From Kerala to Cairo, people are taking on their own governments in the fight for Palestinian lives in Gaza. Government protest bans and censorship have only amplified the solidarity protests across the world since 7 October.
Protesters made a mockery of NSW Labor premier Chris Minns’ attempt to ban pro-Palestinian marches on the Opera House and at Town Hall, with about 20,000 people protesting in Sydney over consecutive weekends. On 5 November, more than 50,000 rallied in Melbourne.
Likewise, protesters have broken the blanket ban on pro-Palestine protests in France, with thousands gathering in both legally sanctioned and defiant protests.
Hundreds in Paris confronted tear gas and water cannon to hold a Palestine solidarity protest in front of the Star of David-lit Eiffel tower on 12 October.

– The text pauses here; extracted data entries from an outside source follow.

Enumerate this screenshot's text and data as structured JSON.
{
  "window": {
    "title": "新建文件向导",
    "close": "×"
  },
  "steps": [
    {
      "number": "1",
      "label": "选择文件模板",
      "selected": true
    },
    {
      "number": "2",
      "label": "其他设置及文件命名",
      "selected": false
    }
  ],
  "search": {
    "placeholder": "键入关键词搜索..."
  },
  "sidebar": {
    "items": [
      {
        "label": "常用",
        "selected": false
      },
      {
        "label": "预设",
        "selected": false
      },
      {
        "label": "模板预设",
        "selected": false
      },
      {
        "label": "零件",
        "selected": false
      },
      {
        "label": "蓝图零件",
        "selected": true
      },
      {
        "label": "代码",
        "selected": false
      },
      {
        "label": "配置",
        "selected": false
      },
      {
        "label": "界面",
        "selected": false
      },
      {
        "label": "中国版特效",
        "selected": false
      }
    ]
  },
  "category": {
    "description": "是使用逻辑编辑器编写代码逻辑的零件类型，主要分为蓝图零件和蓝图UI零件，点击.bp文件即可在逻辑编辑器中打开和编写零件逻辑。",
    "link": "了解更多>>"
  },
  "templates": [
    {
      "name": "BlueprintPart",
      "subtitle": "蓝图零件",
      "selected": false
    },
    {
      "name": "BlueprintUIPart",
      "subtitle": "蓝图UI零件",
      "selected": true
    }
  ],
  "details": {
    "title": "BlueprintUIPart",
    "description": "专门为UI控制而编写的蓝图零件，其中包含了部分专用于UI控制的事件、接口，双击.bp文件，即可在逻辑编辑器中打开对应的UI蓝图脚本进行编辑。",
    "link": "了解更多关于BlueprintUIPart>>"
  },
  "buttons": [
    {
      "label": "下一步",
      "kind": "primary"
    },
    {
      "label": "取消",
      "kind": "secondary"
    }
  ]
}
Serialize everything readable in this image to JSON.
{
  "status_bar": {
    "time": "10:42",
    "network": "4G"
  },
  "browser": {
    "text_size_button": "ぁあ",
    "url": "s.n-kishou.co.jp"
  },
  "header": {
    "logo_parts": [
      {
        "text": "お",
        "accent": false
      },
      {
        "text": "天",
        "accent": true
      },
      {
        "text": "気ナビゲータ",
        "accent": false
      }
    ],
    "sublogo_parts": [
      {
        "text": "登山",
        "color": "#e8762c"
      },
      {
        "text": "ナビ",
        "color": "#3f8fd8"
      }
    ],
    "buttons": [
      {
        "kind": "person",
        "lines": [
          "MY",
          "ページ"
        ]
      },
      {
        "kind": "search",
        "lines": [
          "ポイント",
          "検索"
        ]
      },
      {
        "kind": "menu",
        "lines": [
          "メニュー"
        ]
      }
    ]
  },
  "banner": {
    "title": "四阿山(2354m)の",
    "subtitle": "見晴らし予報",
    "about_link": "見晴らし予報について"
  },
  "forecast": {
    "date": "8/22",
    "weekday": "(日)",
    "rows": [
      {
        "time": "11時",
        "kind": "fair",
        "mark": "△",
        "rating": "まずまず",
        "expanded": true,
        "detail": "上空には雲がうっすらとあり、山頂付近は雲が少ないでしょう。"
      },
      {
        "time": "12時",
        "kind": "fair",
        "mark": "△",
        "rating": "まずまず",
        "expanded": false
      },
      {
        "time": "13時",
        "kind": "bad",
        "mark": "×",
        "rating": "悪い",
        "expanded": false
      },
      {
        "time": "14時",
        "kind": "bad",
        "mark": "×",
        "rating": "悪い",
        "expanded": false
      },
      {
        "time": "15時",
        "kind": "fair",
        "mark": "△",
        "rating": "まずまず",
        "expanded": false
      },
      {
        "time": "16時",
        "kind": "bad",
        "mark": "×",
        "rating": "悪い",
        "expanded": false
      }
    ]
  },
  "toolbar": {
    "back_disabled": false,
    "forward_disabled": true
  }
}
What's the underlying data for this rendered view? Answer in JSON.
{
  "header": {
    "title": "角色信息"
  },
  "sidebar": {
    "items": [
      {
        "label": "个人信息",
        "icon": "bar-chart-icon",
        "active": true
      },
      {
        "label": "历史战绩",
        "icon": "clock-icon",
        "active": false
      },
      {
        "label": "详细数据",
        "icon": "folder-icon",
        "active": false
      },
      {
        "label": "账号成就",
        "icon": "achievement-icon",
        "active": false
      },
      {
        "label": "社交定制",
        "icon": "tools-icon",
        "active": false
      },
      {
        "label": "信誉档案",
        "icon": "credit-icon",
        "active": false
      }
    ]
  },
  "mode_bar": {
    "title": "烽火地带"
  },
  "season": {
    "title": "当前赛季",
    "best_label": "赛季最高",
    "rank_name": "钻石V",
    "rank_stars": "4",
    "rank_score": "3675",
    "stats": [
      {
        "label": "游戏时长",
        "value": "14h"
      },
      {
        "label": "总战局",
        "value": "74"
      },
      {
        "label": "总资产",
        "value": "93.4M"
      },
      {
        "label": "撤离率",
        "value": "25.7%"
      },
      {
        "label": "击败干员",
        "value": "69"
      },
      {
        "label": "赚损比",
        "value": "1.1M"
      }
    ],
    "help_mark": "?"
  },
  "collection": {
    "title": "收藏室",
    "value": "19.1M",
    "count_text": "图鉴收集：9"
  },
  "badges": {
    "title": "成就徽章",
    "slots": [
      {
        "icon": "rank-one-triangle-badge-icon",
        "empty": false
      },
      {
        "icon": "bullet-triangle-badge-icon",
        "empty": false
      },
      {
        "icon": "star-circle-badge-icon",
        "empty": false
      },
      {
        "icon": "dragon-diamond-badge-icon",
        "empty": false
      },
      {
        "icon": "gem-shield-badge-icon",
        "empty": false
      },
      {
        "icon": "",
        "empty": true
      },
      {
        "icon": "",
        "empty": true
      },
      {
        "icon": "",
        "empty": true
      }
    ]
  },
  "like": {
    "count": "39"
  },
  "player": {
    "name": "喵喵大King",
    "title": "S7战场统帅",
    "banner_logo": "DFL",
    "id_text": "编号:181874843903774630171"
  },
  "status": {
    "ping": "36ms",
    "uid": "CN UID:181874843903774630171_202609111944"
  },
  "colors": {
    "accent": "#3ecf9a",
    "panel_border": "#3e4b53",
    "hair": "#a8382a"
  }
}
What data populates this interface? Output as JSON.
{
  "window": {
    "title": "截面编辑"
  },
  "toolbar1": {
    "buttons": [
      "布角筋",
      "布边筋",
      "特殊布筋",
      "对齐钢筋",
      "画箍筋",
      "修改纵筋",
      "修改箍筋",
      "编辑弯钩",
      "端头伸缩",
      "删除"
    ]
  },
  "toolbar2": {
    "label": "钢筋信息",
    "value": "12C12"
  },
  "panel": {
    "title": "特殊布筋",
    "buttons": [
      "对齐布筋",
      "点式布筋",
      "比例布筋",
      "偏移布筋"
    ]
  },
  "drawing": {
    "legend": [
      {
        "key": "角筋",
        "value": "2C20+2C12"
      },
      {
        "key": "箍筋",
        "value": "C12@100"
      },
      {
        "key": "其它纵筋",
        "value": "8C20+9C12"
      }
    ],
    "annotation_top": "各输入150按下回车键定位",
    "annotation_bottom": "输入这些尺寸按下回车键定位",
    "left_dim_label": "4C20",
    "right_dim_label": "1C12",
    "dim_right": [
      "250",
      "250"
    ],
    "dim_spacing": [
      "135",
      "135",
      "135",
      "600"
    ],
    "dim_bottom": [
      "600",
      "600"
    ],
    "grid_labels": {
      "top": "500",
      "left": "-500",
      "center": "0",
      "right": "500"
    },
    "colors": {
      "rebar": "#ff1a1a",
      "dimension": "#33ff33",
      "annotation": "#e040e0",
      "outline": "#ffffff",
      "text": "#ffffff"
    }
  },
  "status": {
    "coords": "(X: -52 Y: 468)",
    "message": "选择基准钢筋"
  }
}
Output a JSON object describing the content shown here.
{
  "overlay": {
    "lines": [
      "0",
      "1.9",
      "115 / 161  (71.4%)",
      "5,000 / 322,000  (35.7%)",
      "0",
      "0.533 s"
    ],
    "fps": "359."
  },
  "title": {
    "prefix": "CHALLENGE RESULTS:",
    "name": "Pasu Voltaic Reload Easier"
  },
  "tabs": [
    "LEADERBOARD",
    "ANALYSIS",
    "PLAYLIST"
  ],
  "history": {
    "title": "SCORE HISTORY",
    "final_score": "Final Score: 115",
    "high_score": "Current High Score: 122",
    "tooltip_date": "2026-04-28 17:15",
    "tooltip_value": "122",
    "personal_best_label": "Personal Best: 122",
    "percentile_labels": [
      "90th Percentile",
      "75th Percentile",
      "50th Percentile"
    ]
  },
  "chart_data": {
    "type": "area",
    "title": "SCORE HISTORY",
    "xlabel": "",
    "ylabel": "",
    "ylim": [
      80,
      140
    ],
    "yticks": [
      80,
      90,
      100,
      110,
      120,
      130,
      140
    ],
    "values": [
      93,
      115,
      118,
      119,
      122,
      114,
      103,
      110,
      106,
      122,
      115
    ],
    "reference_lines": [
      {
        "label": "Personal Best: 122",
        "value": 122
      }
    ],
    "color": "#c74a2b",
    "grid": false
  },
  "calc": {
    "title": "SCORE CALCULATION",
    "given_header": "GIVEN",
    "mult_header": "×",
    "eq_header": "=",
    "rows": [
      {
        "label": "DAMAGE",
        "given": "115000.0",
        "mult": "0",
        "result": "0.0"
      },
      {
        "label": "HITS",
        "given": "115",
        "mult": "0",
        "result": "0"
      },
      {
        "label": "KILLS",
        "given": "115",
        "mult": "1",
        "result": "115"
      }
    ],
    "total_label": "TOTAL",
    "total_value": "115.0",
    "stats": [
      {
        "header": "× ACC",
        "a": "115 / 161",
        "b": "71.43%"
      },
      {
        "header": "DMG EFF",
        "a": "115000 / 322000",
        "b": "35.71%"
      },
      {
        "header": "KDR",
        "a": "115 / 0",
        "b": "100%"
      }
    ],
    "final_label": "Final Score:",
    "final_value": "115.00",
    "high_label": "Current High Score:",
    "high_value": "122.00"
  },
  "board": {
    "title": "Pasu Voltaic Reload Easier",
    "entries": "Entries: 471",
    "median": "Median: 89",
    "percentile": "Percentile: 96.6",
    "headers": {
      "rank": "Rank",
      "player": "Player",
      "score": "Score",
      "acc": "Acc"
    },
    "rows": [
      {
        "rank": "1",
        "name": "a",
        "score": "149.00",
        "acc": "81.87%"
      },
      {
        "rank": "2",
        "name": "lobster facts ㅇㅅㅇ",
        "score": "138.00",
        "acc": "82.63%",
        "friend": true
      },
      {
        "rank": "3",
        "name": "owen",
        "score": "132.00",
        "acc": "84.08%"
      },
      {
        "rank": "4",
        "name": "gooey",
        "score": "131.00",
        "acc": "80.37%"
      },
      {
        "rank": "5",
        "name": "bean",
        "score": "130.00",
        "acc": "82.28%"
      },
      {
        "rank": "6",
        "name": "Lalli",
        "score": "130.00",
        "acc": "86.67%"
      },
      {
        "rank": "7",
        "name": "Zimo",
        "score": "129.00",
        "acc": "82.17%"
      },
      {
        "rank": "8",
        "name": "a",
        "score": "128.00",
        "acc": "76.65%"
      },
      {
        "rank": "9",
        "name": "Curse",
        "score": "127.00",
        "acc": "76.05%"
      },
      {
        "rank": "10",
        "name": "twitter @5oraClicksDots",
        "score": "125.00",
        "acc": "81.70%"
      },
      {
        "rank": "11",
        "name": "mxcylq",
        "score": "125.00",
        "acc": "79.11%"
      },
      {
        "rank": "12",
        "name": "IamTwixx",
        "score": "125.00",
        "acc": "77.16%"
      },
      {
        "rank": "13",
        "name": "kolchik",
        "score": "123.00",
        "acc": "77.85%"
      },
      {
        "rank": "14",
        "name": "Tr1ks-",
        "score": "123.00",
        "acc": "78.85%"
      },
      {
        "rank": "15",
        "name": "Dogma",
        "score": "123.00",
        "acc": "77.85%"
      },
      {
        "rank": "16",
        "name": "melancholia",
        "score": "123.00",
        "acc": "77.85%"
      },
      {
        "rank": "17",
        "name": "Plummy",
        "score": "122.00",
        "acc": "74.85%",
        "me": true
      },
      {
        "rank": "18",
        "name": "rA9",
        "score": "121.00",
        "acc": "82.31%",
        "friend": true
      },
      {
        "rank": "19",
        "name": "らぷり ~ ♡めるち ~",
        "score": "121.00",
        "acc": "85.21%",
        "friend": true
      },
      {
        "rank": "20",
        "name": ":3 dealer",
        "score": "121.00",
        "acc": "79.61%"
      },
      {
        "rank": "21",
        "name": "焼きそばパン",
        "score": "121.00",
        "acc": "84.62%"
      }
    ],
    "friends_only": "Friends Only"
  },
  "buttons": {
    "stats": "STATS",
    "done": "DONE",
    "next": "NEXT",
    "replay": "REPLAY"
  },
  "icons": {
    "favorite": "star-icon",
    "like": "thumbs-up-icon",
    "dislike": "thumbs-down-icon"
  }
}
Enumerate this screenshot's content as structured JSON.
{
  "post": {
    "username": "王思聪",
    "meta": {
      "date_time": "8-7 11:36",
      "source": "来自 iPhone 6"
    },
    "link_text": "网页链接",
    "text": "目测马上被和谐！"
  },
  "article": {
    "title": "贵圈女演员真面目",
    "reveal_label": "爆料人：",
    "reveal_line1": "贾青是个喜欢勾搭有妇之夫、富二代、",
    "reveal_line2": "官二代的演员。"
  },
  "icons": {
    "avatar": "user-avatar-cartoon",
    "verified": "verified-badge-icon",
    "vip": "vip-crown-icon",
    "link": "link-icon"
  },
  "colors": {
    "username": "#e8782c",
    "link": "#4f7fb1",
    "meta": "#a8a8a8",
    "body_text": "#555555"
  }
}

Germany has banned almost all pro-Palestine protests, keffiyahs, Free Palestine stickers and the map of Israel in the colours of Palestine in all schools, and on 13 October Berlin police declared uttering the slogan “From the river to the sea, Palestine will be free” an indictable offence.
But on 14 and 15 October, thousands faced down police batons in Berlin to protest for Palestine, and hundreds protested in forbidden and legal protests in other cities around Germany.
London has seen some of its biggest rallies ever, the most recent estimated at half a million, despite explicit and threatening discouragement from the Tory government and Labour opposition.
In Jakarta, one million or more rallied for Palestine, with similar figures for a rally in Istanbul.
Some 300,000 marched in Washington DC, the biggest rally for Palestine in US history.
Jews against occupation
Putting the lie to our rulers’ conflation of opposition to Israel with antisemitism, Jewish organisations have led staunch protests in the US, calling for ceasefire and an end to Biden’s unconditional support for Israel’s atrocities.
Some 355 mostly Jewish activists were arrested at a sit-in at Capitol Hill while thousands of other Jewish Americans protested around America on 18 October. On 27 October, a protest of mostly Jewish New Yorkers took over the main hall of Manhattan’s Grand Central station and hundreds were arrested.
In Botswana, 500 marched for Palestine, including Muslims, members of the human rights organisation Ditshwanelo and socialists.
In the Middle East, government efforts to co-opt and disorientate the pro-Palestinian protests have sparked unofficial protests and demands that take aim at the complicity of the Arab states’ own leaders.
Jordan’s rulers have condemned Israel for its “butchery” of Gaza and pushed the UN resolution for a ceasefire. But protesters are angry at the hypocrisy of their rulers’ cosy relationships with Israel and the US.
At demonstrations near the Israeli embassy in Amman on 24 October, Jordanian protesters demanded an end to the US military presence in Jordan that is used to support Israel and the end of the 1994 peace treaty with Israel.
In Egypt, the military dictator Abdel Fattah al-Sisi held state-sanctioned pro-Palestine protests.
But in defiance of this cynical attempt to co-opt solidarity for Palestine to prop up the unpopular regime, protesters held a separate protest that called on Sisi to cut ties with Israel, to open the borders with Gaza and in support of the Palestinians’ right to resist the occupation.
Significantly, the unofficial protest ended in Tahrir Square, the first time a protest had been held there since the end of the Arab Spring uprisings in 2013.
For many protesters, the memory of the incredible global protest movement that did not stop the war in Iraq weighs heavily.
The demonstrations are essential, but we also have to translate this into union and workplace action that can stop Albanese’s reckless support for genocide in its tracks.